Pero he dicho que todo empezó por una historia mía. Estábamos cenando, sin tele ni nada, y cualquiera de los dos (antes de todo esto, papá y mamá eran una roca, un todo inquebrantable) decidió que nos tocaba hablar de vacaciones: cuando te crees que te has librado de la eterna redacción del primer día de curso descubres que tus padres vivirán por siempre en la primaria. Primero sonsacaron a Jan; cotillearon un poco sobre Pau y Mila, y entonces, lo estaban deseando, llegaron a Dària y de allí saltaron hasta Aleix. «¿Y por qué no va a ir, si su padre se lo paga?». Hablemos claro: desde que se presentó en el básquet como espónsor, con menos perspectiva que dinero, el padre de Aleix (tan engreído, tan altivo, tan economista) dejó de caerles bien. No sabría decir qué es lo que más le envidian, si su total indiferencia al rechazo de otros padres o la veneración que el equipo entero le profesa. En el fondo, poco importa. Así empezaron, discutiendo por la frivolidad de viajar a cinco mil kilómetros por el resultado de un sencillo test de ADN, de esos que llevan un palito que te pasas por la boca y luego mandas a un laboratorio remoto en Canadá.

—Triste, ¿por qué?—quise saber.

—Porque ya me dirás qué va a sacar de pasarse en Irán la Semana Santa.

—Joder, bro, ya te lo he dicho: que tiene un dos por ciento de origen persa. ¿No lo pillas?

—¿Te importa hablar bien?

—¡De Persia, mamá! ¡Irán!

—Pero si todo eso es una patraña, ¿no lo ves?

—Patraña, tampoco—intervino papá—. Con una muestra de éstas, se llega a determi…

—Patraña, Pep. ¿Lo dejamos aquí?

—Yo solamente digo…

—No, Pep. Te lo digo yo a ti. —Y lo miró como cuando nos chista con los ojos, a Jan y a mí, en medio de una tienda.

Papá se calló, pero yo sólo quería abrir la boca y pegar gritos.

—Pues yo me lo haré igual.

—¿Con qué dinero?

—Eso me la suda.
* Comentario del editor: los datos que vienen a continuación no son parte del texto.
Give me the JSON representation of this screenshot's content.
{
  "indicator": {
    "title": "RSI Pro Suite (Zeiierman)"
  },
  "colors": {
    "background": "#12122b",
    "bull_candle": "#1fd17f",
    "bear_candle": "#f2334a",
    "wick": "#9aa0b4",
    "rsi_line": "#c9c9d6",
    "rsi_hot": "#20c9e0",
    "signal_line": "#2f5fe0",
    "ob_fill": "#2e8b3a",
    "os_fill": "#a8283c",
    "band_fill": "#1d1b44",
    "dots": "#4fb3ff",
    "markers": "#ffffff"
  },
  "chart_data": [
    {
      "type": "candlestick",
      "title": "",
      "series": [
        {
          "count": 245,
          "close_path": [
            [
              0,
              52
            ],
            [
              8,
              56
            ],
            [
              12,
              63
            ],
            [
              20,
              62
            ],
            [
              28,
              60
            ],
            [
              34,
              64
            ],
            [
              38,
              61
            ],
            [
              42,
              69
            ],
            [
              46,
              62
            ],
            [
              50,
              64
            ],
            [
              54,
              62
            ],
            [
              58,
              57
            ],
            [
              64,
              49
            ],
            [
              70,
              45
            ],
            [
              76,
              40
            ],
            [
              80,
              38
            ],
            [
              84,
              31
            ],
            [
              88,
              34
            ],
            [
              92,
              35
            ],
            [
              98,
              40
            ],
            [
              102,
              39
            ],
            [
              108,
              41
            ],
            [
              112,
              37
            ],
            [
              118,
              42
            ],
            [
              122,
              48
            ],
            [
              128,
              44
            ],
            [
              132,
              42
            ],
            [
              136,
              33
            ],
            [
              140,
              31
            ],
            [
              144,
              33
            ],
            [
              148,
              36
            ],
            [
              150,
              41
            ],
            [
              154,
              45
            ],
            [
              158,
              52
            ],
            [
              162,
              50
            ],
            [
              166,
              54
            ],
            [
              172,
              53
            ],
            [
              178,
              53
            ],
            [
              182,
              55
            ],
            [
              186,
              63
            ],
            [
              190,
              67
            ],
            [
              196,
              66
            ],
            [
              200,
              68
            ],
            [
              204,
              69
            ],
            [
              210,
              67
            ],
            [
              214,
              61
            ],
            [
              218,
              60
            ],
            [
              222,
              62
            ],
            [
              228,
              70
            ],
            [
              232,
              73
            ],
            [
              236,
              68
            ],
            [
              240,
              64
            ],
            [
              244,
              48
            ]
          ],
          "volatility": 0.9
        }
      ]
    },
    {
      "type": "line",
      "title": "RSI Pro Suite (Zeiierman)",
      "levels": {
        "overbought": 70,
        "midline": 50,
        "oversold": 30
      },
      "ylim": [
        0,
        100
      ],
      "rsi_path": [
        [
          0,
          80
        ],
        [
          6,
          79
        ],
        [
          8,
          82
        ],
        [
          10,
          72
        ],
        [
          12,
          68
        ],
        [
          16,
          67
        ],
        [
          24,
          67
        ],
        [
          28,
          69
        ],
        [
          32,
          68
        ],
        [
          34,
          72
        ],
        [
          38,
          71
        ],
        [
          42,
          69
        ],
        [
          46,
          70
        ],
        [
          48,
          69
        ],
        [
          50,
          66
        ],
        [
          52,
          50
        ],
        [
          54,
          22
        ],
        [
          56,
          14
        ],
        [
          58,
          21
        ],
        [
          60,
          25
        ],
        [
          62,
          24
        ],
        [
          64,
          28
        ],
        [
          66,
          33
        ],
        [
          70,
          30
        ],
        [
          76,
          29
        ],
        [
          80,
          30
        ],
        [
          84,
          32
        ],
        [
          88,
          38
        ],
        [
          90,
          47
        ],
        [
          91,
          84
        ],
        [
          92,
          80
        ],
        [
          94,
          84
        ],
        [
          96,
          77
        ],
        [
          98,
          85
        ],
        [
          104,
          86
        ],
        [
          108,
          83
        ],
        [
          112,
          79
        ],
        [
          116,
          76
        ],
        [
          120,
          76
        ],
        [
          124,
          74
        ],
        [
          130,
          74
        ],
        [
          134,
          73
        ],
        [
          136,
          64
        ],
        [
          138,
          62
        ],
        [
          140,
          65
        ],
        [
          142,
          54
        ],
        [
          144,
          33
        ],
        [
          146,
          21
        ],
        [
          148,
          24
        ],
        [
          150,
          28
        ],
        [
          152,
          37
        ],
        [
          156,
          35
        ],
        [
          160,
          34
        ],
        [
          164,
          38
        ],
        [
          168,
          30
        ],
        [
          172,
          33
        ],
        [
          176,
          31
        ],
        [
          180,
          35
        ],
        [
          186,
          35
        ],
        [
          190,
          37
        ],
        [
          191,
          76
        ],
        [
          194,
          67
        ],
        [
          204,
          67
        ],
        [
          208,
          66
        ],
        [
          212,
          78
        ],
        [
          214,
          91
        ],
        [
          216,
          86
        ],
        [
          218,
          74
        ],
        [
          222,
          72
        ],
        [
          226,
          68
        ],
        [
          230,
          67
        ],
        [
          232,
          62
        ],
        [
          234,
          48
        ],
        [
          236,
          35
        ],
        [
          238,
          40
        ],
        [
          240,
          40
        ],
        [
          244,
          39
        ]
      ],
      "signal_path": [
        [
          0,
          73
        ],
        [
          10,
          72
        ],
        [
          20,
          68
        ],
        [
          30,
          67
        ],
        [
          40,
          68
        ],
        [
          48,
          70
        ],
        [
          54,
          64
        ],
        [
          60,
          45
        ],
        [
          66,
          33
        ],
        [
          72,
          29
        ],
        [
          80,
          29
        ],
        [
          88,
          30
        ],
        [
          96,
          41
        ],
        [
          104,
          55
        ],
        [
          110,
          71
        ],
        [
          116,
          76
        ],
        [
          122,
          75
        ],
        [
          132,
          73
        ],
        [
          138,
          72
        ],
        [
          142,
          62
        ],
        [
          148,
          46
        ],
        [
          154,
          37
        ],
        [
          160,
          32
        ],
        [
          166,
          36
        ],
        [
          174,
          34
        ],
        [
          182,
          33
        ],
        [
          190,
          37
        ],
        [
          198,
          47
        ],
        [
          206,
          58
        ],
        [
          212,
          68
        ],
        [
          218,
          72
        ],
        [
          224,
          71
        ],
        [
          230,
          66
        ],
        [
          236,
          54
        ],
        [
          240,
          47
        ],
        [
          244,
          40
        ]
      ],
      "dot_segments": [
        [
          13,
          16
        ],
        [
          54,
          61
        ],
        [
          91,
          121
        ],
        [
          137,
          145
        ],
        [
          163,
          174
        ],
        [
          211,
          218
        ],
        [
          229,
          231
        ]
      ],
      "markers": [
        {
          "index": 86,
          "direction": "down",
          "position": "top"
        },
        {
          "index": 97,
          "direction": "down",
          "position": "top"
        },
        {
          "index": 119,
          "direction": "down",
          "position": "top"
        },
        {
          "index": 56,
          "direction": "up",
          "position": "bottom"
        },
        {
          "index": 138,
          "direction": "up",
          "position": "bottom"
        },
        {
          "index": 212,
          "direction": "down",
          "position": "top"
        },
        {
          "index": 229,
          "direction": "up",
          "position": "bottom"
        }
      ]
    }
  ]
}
Pero yo me lo hago.

Entonces mamá, como con todos los tattoos que jamás me han dibujado, los piercings que nunca me haré y las discotecas donde podría haber entrado mil veces si no fuera por ella (un día, si acaso, tocará hablar de sus terrores, de sus mierdas), sacó la artillería. Jamás tendrá medida.

—Lo siento—declaró—, pero todavía eres menor.

Incluso sin mirarla habría podido dibujarle la sonrisa.

—En serio, mamá. ¿Por qué eres así? ¡Si ya tengo el dinero!

—¿Así, cómo?—Con la típica voz suave de «No pienso gritar porque gritarás tú».

—Por qué tienes que andar jodiendo siempre. A Jan, a papá, a mí.

La sonrisa se le borró de un plumazo. Me miró fijamente sin decir palabra, como si estuviera en una serie, y no sé si esperaba que papá la defendiera o se estaba preparando para aislarse en una torre, de esas que se construye de silencios.